Ia menuturkan, berdasarkan penelitian UNICEF terdapat 30-70% murid kelas 3 di kabupaten tertentu tidak bisa membaca.
Untuk itu, buku panduan yang dikeluarkan oleh Yayasan Guru Belajar, UNICEF, dan Direktorat PAUD, Pendidikan Dasar, dan Pendidikan Menengah Kemendikbudristek ini secara khusus disusun untuk guru-guru di daerah luar dan terpencil.
"Buku ini bertujuan membekali guru agar dapat membantu murid pulih dari learning loss. Termasuk mereka juga bisa secara mandiri menentukan strategi belajar yang sesuai dengan kebutuhan murid," tuturnya.

Dalam kesempatan yang sama, Bukik Setiawan, ketua Yayasan Guru Belajar, menjelaskan, buku panduan ini memiliki lima ciri esensial.
Pertama, memiliki tujuan esensial dan terintegrasi, sehingga guru memiliki waktu untuk mempelajari, mencoba, dan melakukan perbaikan.
Kedua, teaching at the right level, karena sudah lengkap dengan asesmen awal pembelajaran dalam bentuk sederhana, sehingga akan membantu guru memahami perkembangan literasi murid mereka.
Ketiga, pembelajaran berbasis kompetensi, bukan hanya pengetahuan. Keempat, adanya penerapan pembelajaran berdiferensiasi sederhana.
Kelima, pembelajaran kontekstual, sehingga aktivitas murid nantinya tidak hanya di dalam kelas namun juga di rumah dan masyarakat.

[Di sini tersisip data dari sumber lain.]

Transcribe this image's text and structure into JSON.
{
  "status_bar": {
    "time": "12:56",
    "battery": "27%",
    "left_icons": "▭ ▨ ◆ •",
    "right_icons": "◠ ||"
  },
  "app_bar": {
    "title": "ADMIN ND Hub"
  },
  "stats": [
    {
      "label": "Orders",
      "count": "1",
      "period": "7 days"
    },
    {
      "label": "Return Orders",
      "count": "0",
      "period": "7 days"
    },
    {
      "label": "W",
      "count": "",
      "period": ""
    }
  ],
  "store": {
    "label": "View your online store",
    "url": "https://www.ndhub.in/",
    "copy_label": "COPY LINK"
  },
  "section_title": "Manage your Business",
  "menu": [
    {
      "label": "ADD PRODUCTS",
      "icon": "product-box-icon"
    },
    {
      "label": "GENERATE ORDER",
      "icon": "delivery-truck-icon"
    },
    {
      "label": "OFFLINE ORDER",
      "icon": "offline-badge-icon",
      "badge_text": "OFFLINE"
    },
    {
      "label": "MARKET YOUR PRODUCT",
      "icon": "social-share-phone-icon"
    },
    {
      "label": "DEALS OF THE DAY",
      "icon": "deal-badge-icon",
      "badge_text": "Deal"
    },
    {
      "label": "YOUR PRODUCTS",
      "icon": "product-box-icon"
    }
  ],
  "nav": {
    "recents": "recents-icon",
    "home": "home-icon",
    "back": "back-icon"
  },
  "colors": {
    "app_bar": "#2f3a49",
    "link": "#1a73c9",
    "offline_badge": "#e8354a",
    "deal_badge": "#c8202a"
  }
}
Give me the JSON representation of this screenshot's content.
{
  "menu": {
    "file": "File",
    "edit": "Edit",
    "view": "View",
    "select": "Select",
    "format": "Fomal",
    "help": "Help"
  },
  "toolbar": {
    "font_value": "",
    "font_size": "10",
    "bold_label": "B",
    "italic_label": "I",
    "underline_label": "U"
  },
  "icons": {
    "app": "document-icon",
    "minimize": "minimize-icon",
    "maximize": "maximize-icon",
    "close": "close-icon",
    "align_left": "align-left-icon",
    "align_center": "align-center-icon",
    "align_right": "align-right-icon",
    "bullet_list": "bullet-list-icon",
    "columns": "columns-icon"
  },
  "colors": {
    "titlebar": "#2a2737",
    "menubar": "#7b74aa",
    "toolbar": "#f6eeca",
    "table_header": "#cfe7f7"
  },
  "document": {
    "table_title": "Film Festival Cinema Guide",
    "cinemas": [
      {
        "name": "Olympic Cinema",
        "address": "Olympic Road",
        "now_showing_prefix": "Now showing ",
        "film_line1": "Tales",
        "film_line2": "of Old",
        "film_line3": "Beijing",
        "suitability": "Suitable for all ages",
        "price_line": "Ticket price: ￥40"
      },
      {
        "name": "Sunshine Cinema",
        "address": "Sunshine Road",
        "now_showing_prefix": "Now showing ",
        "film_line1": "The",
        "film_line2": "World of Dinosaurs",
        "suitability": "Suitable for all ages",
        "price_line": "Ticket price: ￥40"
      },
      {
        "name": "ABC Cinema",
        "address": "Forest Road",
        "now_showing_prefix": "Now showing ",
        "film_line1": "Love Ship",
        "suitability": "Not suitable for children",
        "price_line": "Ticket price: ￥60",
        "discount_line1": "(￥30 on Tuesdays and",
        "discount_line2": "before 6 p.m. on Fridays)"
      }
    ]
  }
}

“Selain itu ada ciri praktisnya. Praktis, mudah, dan sistematis. Praktis karena bisa langsung digunakan oleh guru. Mudah, karena tidak membutuhkan pelatihan khusus untuk menggunakannya. Sistematis karena akan menuntun guru mengaitkan asesmen awal pembelajaran, tujuan pembelajaran, dan pilihan strategi diferensiasi,” jelasnya.
Dengan adanya buku panduan ini diharapkan mampu menghapus miskonsepsi literasi dan dapat mengajarkan murid berpikir kritis, kreatif dalam mengolah informasi dan pengetahuan, serta mengembangkan kemampuan komunikasi yang efektif.
Diketahui, buku panduan ini dapat diunduh dan dimanfaatkan, melalui guru.kemdikbud.go.id.